Strategy ≠ tactics
Strategy - an integrated and coordinated set of commitments and actions designed to develop and
exploit core competencies and gain a competitive advantage, to eventually achieve above-average
returns.
Firms achieve strategic competitiveness by formulating and implementing a value creating strategy.
1. Firms have a competitive advantage when they implement a strategy that competitors
are unable to imitate.
2. Core competencies are capabilities that serve as a source of a firm's competitive
advantage, it's a unique skill of the firm.
3. Above average returns = profits/returns in addition to what an investor expects to earn
from another investment with a similar amount of risk. So it's not about profits in
absolute terms but profits in relative terms.
Average returns - returns equal to those an investor expects to earn from other investments
possessing a similar amount of risk.
Strategic management process = the full set of commitments, decisions and actions firms take to
achieve strategic competitiveness and earn above-average returns.
Conventional sources such as economies of scale and large advertising budgets are not as effective as
they once were in terms of helping firms earn above average returns. In addition to this, managers
must adopt a new mind-set that values flexibility, speed, innovation, integration, and the challenges
flowing from constantly changing conditions.
When there is hypercompetition it is difficult for firms to maintain a competitive advantage.
There are 2 models to select and implement strategy:
1. I/O model (industrial organization model), the external environment is the primary
determinant of the firm's strategic action.
The model suggests 2 things;
● Firms can earn above-average returns by producing either standardized products at costs
below those of competitors → cost leadership strategy.
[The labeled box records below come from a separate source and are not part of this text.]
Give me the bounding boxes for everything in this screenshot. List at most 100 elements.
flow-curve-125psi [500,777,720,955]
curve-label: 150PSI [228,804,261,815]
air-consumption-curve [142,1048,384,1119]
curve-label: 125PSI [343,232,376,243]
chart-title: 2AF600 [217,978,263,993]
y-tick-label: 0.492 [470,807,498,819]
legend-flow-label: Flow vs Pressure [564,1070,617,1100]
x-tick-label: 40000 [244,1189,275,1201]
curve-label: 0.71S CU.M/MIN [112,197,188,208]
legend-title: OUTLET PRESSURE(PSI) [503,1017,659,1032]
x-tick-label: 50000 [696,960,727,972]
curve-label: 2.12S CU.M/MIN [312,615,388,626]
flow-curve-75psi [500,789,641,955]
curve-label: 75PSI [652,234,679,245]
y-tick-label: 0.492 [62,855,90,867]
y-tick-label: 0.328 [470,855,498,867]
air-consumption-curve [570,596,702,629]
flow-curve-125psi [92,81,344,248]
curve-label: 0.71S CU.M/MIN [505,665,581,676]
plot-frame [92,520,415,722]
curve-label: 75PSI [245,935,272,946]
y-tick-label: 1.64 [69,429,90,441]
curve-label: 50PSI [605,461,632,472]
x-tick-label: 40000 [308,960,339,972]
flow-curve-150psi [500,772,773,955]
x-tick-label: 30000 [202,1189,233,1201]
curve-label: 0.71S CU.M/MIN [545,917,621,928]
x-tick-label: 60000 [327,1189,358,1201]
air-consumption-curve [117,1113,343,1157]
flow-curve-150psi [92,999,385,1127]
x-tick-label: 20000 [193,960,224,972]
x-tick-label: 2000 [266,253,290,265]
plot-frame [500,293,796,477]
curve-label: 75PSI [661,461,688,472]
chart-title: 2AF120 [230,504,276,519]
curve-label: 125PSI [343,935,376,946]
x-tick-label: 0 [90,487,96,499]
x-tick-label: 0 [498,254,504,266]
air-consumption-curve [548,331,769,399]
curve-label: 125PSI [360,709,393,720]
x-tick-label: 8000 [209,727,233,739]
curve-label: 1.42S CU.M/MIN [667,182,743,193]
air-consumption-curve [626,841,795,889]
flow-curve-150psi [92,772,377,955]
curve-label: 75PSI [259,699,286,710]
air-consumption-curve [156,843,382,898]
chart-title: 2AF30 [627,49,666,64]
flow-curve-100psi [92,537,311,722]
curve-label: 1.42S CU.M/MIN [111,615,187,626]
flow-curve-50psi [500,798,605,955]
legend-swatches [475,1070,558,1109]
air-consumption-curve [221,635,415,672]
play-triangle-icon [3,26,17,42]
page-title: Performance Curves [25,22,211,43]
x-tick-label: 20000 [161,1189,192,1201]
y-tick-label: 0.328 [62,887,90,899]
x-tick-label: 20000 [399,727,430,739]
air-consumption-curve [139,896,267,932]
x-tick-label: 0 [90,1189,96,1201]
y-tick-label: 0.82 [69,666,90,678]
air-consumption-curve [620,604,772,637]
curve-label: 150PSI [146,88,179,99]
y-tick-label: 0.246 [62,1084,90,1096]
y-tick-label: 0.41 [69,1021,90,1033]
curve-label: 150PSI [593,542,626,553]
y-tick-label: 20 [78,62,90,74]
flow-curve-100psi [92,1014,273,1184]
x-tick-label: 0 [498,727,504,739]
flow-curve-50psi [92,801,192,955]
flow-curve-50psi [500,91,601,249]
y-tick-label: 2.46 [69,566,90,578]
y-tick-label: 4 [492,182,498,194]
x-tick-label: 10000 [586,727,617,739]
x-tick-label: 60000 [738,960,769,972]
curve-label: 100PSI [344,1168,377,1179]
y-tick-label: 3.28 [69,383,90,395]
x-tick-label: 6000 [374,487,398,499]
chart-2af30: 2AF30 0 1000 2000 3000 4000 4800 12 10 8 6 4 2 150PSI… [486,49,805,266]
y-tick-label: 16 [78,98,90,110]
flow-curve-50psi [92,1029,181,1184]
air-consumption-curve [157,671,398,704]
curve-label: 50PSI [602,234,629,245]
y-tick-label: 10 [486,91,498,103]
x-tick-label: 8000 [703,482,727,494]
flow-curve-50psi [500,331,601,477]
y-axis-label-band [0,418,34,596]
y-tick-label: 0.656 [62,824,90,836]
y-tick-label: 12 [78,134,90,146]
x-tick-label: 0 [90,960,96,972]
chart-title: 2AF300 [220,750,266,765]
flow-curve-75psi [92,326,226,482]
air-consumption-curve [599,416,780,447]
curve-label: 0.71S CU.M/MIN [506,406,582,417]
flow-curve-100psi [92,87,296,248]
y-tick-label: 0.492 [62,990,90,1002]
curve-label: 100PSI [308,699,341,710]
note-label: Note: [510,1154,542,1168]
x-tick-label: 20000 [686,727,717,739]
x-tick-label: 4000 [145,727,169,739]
● Firms can earn above average returns by producing differentiated products for which
customers are willing to pay a premium price → differentiation strategy.
Assumptions: - Strategic determination by external environment.
- Similarity of most firms’ resources and strategies within a given industry.
- Resources are highly mobile across firms. They spread out fast in the
industry.
- Rational decision-making for profit maximization.